民主党の新代表、野田佳彦氏は30日、円滑に首相に選出された。5年間で6人目となる首相である。一部日本メディアは野田氏のこれまでの言動に照らして、内政や外交政策についてさまざまな「レッテル」を張り始めた。実際、野田氏は選ばれたばかりであり、政策はまだ実施されておらず、現段階で「レッテル」を張るのは時期尚早だ。
だが、およそ重要な選挙や政局の変動があると、日本メディアは関係者にいろいろな「レッテル」を張ろうとする傾向がある。内政では、「急進派」とか「穏健派」、外交では「タカ派」や「ハト派」、党内については「親××派」に「反××派」と実にさまざま。「レッテル」が張られていなければ、読者は甲乙兵丁を区別できないようだ。
野田氏ももちろん、日本メディアの「册封」から身をかわすことはできなかった。すでに民主党代表選出馬を表明する前から、「増税派」とか「親米派」、「脱小泉派」といった「レッテル」を張られていた。
実にさまざまな「レッテル」、政策の方向性を示しているのは間違いない。「レッテル」張りはもとより、その人物やその政党のイメージを理解するうえでプラスとなる。だが、事実がたびたび証明しているように、先入観による「レッテル」は常に偏りがちであり、誤った方向に導くことすらある。結局、言えば、政策は死んでいても、人は活きているということだ。
先ず、政策がいささか時によって異なったことだ。例えば、3月11日の地震と津波、放射能汚染の影響で、民主党は政策の優先度と予算の歳出方向を調整せざるを得なくなった。同様に今後、増税するにしても、国債を発行するにしても、野田新政権もまず協議してから行動を起こし、内外の経済情勢や民意の受け入れ程度を総合的に考慮せざるを得ないだろう。

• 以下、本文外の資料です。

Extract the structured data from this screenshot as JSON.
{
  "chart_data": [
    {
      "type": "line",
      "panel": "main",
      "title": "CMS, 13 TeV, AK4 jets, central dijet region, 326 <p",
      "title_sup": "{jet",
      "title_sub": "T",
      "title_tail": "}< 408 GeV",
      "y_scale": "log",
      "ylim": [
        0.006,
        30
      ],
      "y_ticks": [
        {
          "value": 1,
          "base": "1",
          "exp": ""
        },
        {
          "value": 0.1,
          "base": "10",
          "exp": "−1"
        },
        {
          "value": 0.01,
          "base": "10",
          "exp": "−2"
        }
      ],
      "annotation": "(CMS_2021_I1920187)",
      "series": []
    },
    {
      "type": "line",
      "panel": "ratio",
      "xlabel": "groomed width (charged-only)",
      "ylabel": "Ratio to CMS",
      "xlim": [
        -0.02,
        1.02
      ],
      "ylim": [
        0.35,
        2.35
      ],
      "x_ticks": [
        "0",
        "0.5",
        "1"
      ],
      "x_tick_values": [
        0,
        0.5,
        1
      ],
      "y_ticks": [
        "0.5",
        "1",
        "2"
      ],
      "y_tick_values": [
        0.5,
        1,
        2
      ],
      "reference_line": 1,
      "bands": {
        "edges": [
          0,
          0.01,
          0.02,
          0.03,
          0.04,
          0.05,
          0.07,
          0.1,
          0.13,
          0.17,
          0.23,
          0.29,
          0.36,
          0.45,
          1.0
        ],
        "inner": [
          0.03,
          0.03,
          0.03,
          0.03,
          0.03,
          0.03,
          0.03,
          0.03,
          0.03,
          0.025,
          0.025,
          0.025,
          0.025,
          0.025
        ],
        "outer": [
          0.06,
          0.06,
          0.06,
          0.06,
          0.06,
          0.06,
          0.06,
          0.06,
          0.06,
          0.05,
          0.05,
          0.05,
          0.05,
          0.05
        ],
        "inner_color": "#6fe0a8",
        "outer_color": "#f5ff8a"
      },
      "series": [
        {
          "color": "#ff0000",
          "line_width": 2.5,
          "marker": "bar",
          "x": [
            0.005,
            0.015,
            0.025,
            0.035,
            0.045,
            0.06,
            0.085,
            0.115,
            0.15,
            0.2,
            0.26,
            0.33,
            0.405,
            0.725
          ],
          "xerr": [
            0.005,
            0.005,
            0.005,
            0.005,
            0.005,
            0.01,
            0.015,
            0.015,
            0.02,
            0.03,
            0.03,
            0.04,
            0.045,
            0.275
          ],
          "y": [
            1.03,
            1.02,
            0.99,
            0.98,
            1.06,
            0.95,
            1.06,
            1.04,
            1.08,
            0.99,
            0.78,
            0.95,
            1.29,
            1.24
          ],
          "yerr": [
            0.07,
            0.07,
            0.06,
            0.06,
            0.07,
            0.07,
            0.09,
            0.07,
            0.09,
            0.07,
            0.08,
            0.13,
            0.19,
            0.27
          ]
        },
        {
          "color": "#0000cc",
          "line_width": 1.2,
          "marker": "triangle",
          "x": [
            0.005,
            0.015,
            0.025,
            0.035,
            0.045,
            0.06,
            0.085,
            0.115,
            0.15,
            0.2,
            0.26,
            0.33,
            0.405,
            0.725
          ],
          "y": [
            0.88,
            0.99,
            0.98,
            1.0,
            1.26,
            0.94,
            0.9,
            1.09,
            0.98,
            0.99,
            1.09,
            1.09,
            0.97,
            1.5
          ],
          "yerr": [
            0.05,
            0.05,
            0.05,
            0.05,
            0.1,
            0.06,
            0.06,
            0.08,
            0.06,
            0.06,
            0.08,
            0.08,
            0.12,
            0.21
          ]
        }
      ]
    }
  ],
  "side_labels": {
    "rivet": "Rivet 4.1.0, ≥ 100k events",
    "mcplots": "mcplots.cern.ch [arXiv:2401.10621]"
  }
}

次に、政策がいささか流れに応じて異なったことだ。2年前の8月、民主党は住民の変化を求める大きな流れを捉え、一挙に政権を更迭。だが、2年たっても政策面でやはり保守退嬰(たいえい)的であり、民衆の不満は強まり、内閣支持率は下がった。流れに応じた調整をしなければ、自民党政権の轍を踏むことになるだろう。